In modern times we harness contrast and grouping to serve novel purposes unrelated to their original survival function. For example, a good fashion designer will emphasize the salience of an edge by using dissimilar, highly contrasting colors (contrast), but will use similar colors for far-flung regions (grouping). As I mentioned in Chapter 7, red shoes go with a red shirt (conducive to grouping). It’s true, of course, that the red shoes aren’t an innate part of the red shirt, but the designer is tapping into the principle that, in your evolutionary past, they would have belonged to a single object. But vermilion scarf on a ruby-red shirt is hideous. Too much low contrast. Yet a high-contrast blue scarf on a red shirt will work fine, and it’s even better if the blue is flecked with red polka dots or floral prints.

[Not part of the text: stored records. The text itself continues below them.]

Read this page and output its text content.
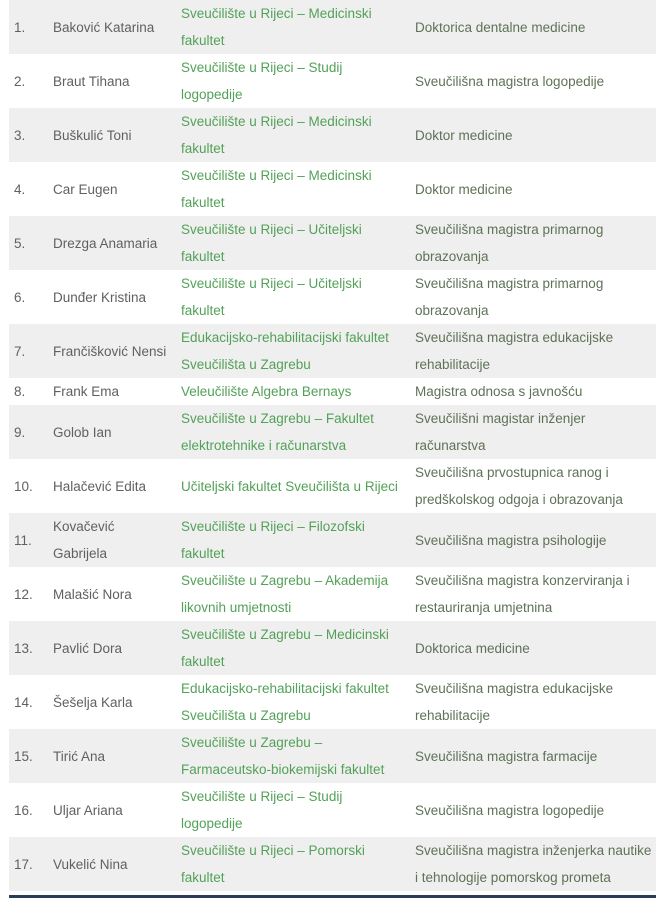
1.	Baković Katarina	Sveučilište u Rijeci – Medicinski fakultet	Doktorica dentalne medicine
2.	Braut Tihana	Sveučilište u Rijeci – Studij logopedije	Sveučilišna magistra logopedije
3.	Buškulić Toni	Sveučilište u Rijeci – Medicinski fakultet	Doktor medicine
4.	Car Eugen	Sveučilište u Rijeci – Medicinski fakultet	Doktor medicine
5.	Drezga Anamaria	Sveučilište u Rijeci – Učiteljski fakultet	Sveučilišna magistra primarnog obrazovanja
6.	Dunđer Kristina	Sveučilište u Rijeci – Učiteljski fakultet	Sveučilišna magistra primarnog obrazovanja
7.	Frančišković Nensi	Edukacijsko-rehabilitacijski fakultet Sveučilišta u Zagrebu	Sveučilišna magistra edukacijske rehabilitacije
8.	Frank Ema	Veleučilište Algebra Bernays	Magistra odnosa s javnošću
9.	Golob Ian	Sveučilište u Zagrebu – Fakultet elektrotehnike i računarstva	Sveučilišni magistar inženjer računarstva
10.	Halačević Edita	Učiteljski fakultet Sveučilišta u Rijeci	Sveučilišna prvostupnica ranog i predškolskog odgoja i obrazovanja
11.	Kovačević Gabrijela	Sveučilište u Rijeci – Filozofski fakultet	Sveučilišna magistra psihologije
12.	Malašić Nora	Sveučilište u Zagrebu – Akademija likovnih umjetnosti	Sveučilišna magistra konzerviranja i restauriranja umjetnina
13.	Pavlić Dora	Sveučilište u Zagrebu – Medicinski fakultet	Doktorica medicine
14.	Šešelja Karla	Edukacijsko-rehabilitacijski fakultet Sveučilišta u Zagrebu	Sveučilišna magistra edukacijske rehabilitacije
15.	Tirić Ana	Sveučilište u Zagrebu – Farmaceutsko-biokemijski fakultet	Sveučilišna magistra farmacije
16.	Uljar Ariana	Sveučilište u Rijeci – Studij logopedije	Sveučilišna magistra logopedije
17.	Vukelić Nina	Sveučilište u Rijeci – Pomorski fakultet	Sveučilišna magistra inženjerka nautike i tehnologije pomorskog prometa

Similarly, an abstract artist will use a more abstract form of the law of contrast to capture your attention. The San Diego Museum of Contemporary Art has in its contemporary art collection a large cube about three feet in diameter, densely covered with tiny metal needles pointing in random directions (by Tara Donovan). The sculpture resembles fur made of shining metal. Several violations of expectations are at work here. Large metal cubes usually have smooth surfaces but this one is furry. Cubes are inorganic while fur is organic. Fur is usually a natural brown or white, and is soft to touch, not metallic and prickly. These shocking conceptual contrasts endlessly titillate your attention.
Indian artists use a similar trick in their sculptures of voluptuous nymphs. The nymph is naked except for a few strings of very ornate coarsely textured jewelry draped on her (or flying off her chest if she is dancing). The baroque jewelry contrasts sharply with her body, making her bare skin look even more smooth and sensuous.
Isolation
Earlier I suggested that art involves creating images that produce heightened activation of visual areas in your brain and emotions associated with visual images. Yet any artist will tell you that a simple outline or doodle—say, Picasso’s doves or Rodin’s sketches of nudes—can be much more effective than a full color photo of the same object. The artist emphasizes a single source of information—such as color, form, or motion—and deliberately plays down or deletes other sources. I call this the “law of isolation.”
Again we have an apparent contradiction. Earlier I emphasized peak shift—hyperbole and exaggeration in art—but now I am emphasizing understatement. Aren’t the two ideas polar opposites? How can less be more? The answer: They aim to achieve different goals.